The Phase 1b component tested multiple ascending doses in 32 patients (0.1 to 3 mg twice daily over seven days). In the Phase 2a portion, 26 patients were randomised equally to 1 mg AC01, 3 mg AC01, or placebo twice daily for 28 days. The company reported no AC01-related serious adverse events, no deaths, no treatment discontinuations due to adverse events, and no evidence of tachycardia, new-onset arrhythmias, myocardial ischaemia, or symptomatic hypotension.

On the exploratory efficacy side, improvements in cardiac output and stroke volume were observed from day one and sustained through day 28. Left ventricular ejection fraction increased by a mean of 4.8 absolute percentage points at day 28 in the 3 mg group, compared with 1.6 percentage points in the placebo group. The company has been clear that these are exploratory, not powered, analyses.

Professor Lars Lund, cardiologist at Karolinska University Hospital and founder of AnaCardio, said the results "provide a strong foundation to guide late-stage clinical trials, and hold real promise to translate into meaningful benefits for patients in terms of mortality, morbidity, and quality of life."

Market context and competitive landscape

Heart failure with reduced ejection fraction is one of the most significant unmet clinical needs in cardiology, affecting tens of millions of patients globally. Despite well-established pillars of guideline-directed therapy including ACE inhibitors, beta-blockers, mineralocorticoid receptor antagonists, and SGLT2 inhibitors, meaningful cardiac contractility improvement without the baggage of traditional inotrope toxicity has remained elusive.

Several companies are pursuing novel inotropic and cardiac myosin-activating mechanisms in this space. Bristol Myers Squibb's omecamtiv mecarbil, a cardiac myosin activator, completed a large Phase 3 study (GALACTIC-HF) but showed a modest and controversial overall survival benefit, illustrating the difficulty of translating haemodynamic gains into hard clinical endpoints. AnaCardio's ghrelin-mimetic approach is mechanistically distinct, and the favourable safety profile observed in GOAL-HF1 is the company's primary differentiating claim at this stage.

AnaCardio has raised over USD 40 million to date and said it has received positive scientific advice from both the FDA and EMA on its Phase 2b development path.
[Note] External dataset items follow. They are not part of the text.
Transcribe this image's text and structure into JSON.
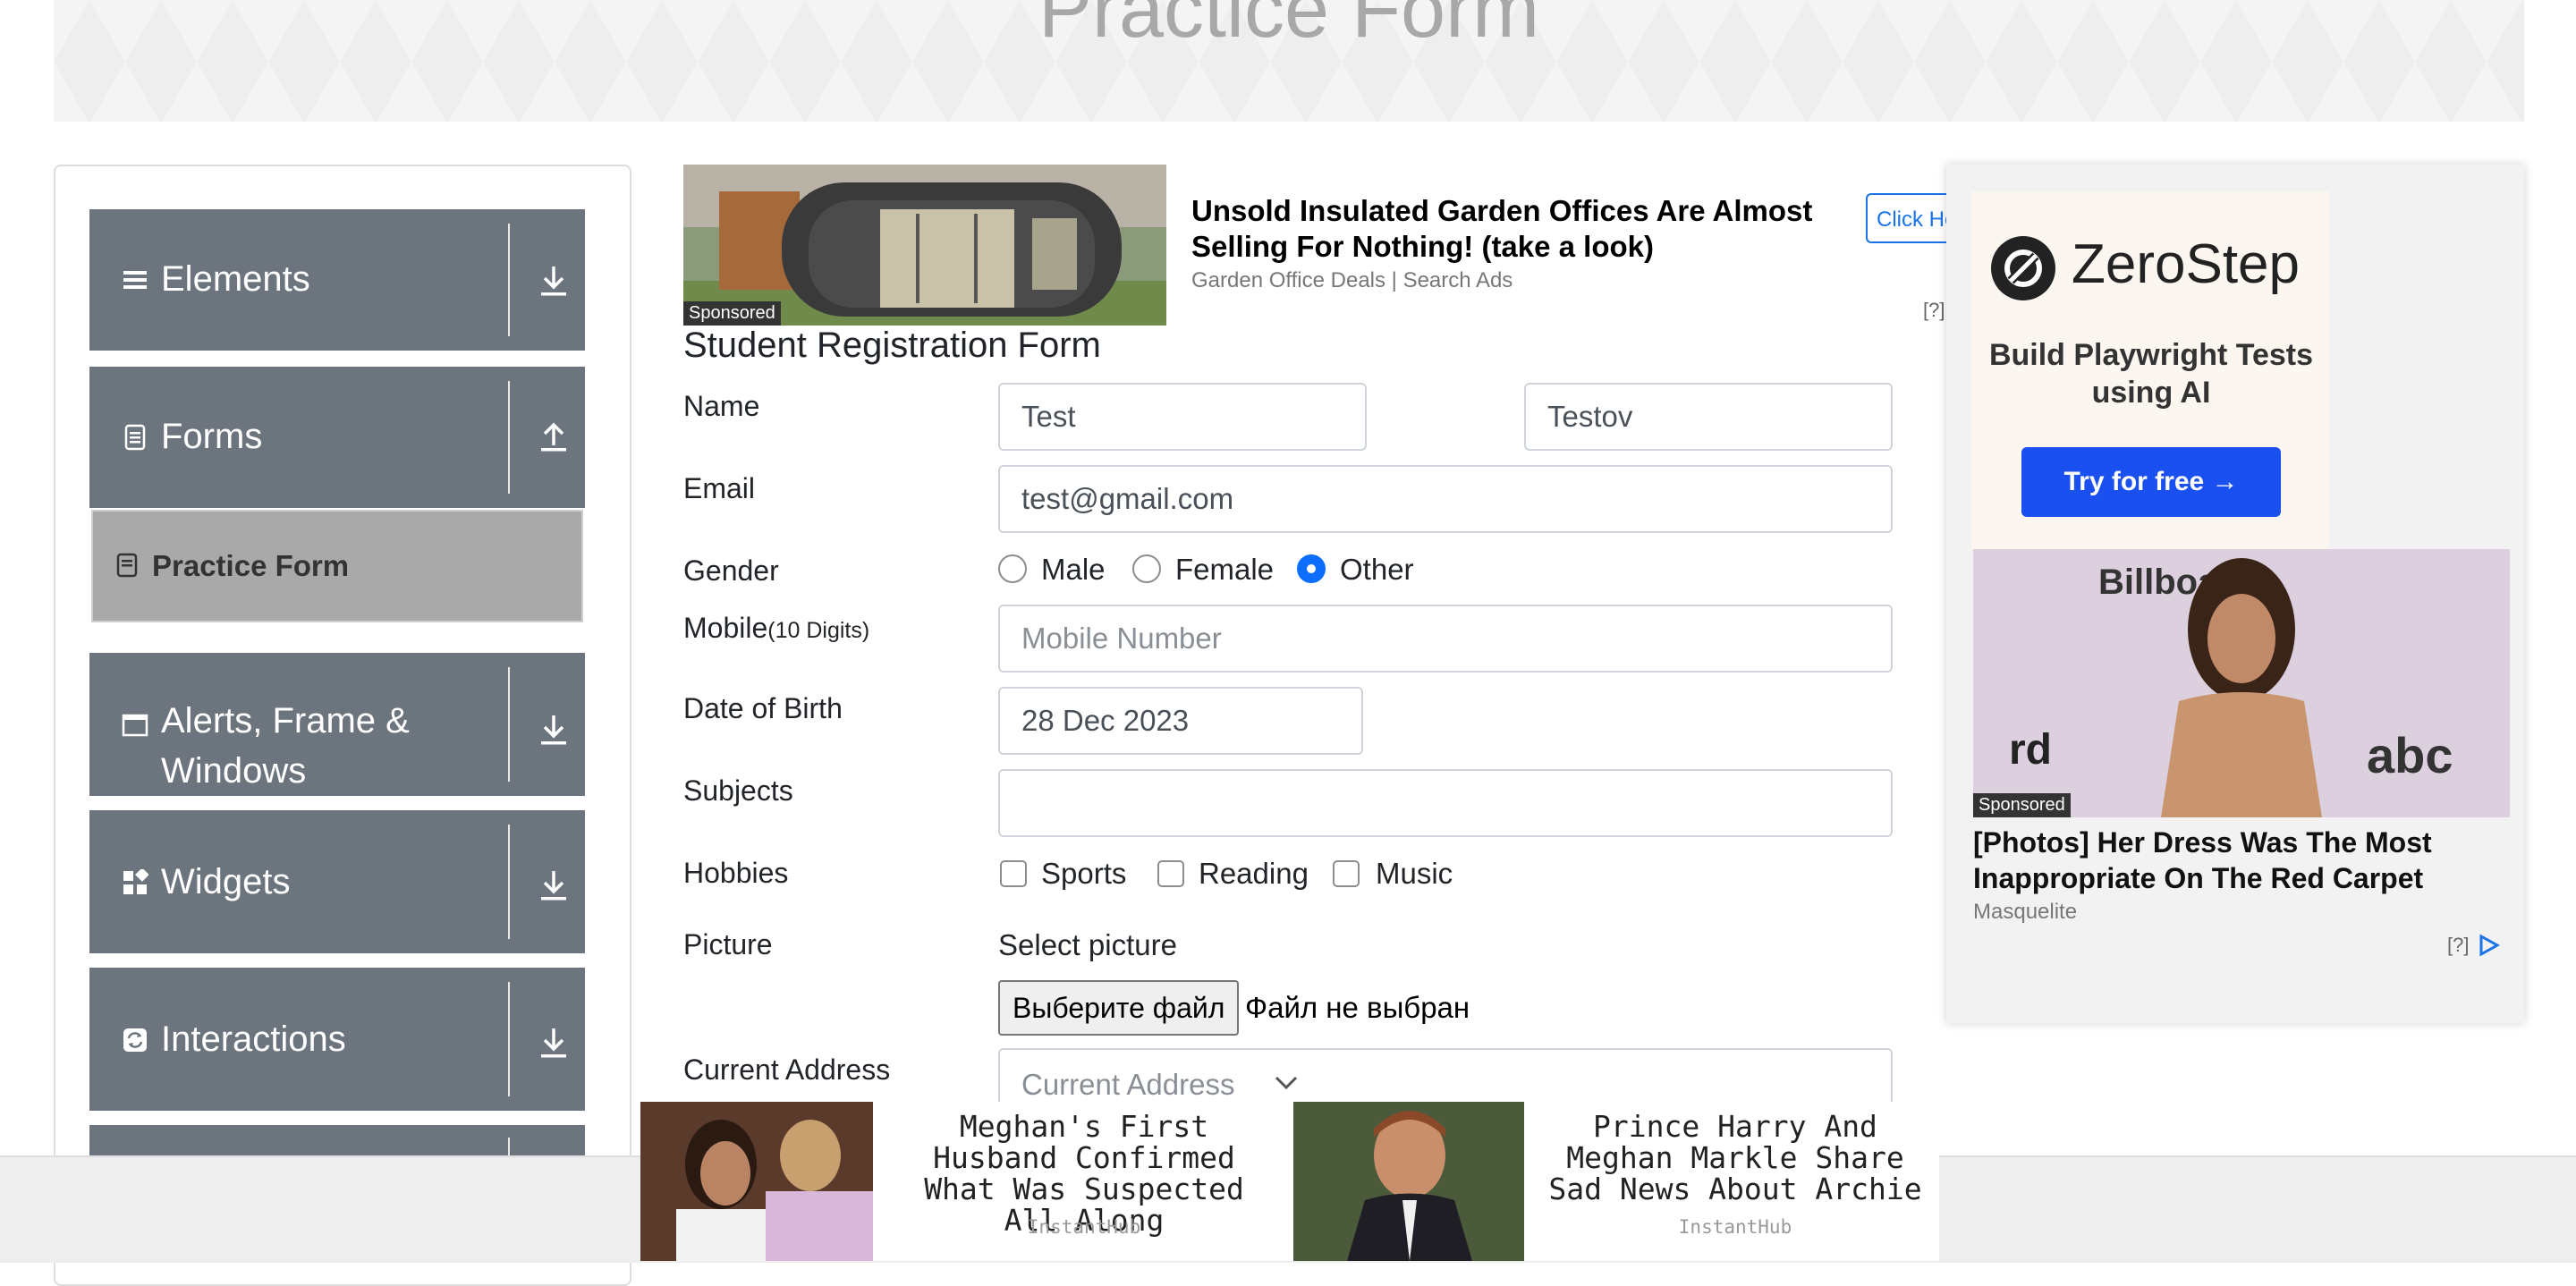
{
  "banner": {
    "title": "Practice Form"
  },
  "sidebar": {
    "groups": [
      {
        "label": "Elements",
        "icon": "list-icon",
        "arrow": "download"
      },
      {
        "label": "Forms",
        "icon": "document-icon",
        "arrow": "upload"
      },
      {
        "label_line1": "Alerts, Frame &",
        "label_line2": "Windows",
        "icon": "window-icon",
        "arrow": "download"
      },
      {
        "label": "Widgets",
        "icon": "widgets-icon",
        "arrow": "download"
      },
      {
        "label": "Interactions",
        "icon": "interactions-icon",
        "arrow": "download"
      }
    ],
    "active_item": {
      "label": "Practice Form"
    }
  },
  "ad_top": {
    "sponsored": "Sponsored",
    "headline": "Unsold Insulated Garden Offices Are Almost Selling For Nothing! (take a look)",
    "source": "Garden Office Deals | Search Ads",
    "click": "Click Here",
    "q": "[?]"
  },
  "form": {
    "title": "Student Registration Form",
    "name_label": "Name",
    "first_name": "Test",
    "last_name": "Testov",
    "email_label": "Email",
    "email": "test@gmail.com",
    "gender_label": "Gender",
    "gender_options": [
      "Male",
      "Female",
      "Other"
    ],
    "gender_selected": "Other",
    "mobile_label": "Mobile",
    "mobile_hint": "(10 Digits)",
    "mobile_placeholder": "Mobile Number",
    "dob_label": "Date of Birth",
    "dob": "28 Dec 2023",
    "subjects_label": "Subjects",
    "hobbies_label": "Hobbies",
    "hobbies": [
      "Sports",
      "Reading",
      "Music"
    ],
    "picture_label": "Picture",
    "select_picture": "Select picture",
    "file_button": "Выберите файл",
    "file_status": "Файл не выбран",
    "address_label": "Current Address",
    "address_placeholder": "Current Address"
  },
  "right_ad": {
    "brand": "ZeroStep",
    "tagline": "Build Playwright Tests using AI",
    "cta": "Try for free →",
    "sponsored": "Sponsored",
    "headline": "[Photos] Her Dress Was The Most Inappropriate On The Red Carpet",
    "source": "Masquelite",
    "q": "[?]"
  },
  "bottom_ads": [
    {
      "headline": "Meghan's First Husband Confirmed What Was Suspected All Along",
      "source": "InstantHub"
    },
    {
      "headline": "Prince Harry And Meghan Markle Share Sad News About Archie",
      "source": "InstantHub"
    }
  ],
  "colors": {
    "sidebar_header": "#6c757d",
    "active_item": "#a9a9a9",
    "radio_selected": "#0d6efd",
    "cta": "#1a4ff0"
  }
}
The company is privately held, so further financing will be required to fund the larger, longer trial needed to generate the mortality and hospitalisation data that regulators and payers will ultimately require. Investors and collaborators will be watching the Phase 2b design, patient numbers, and primary endpoint selection closely as the next critical milestones for the programme.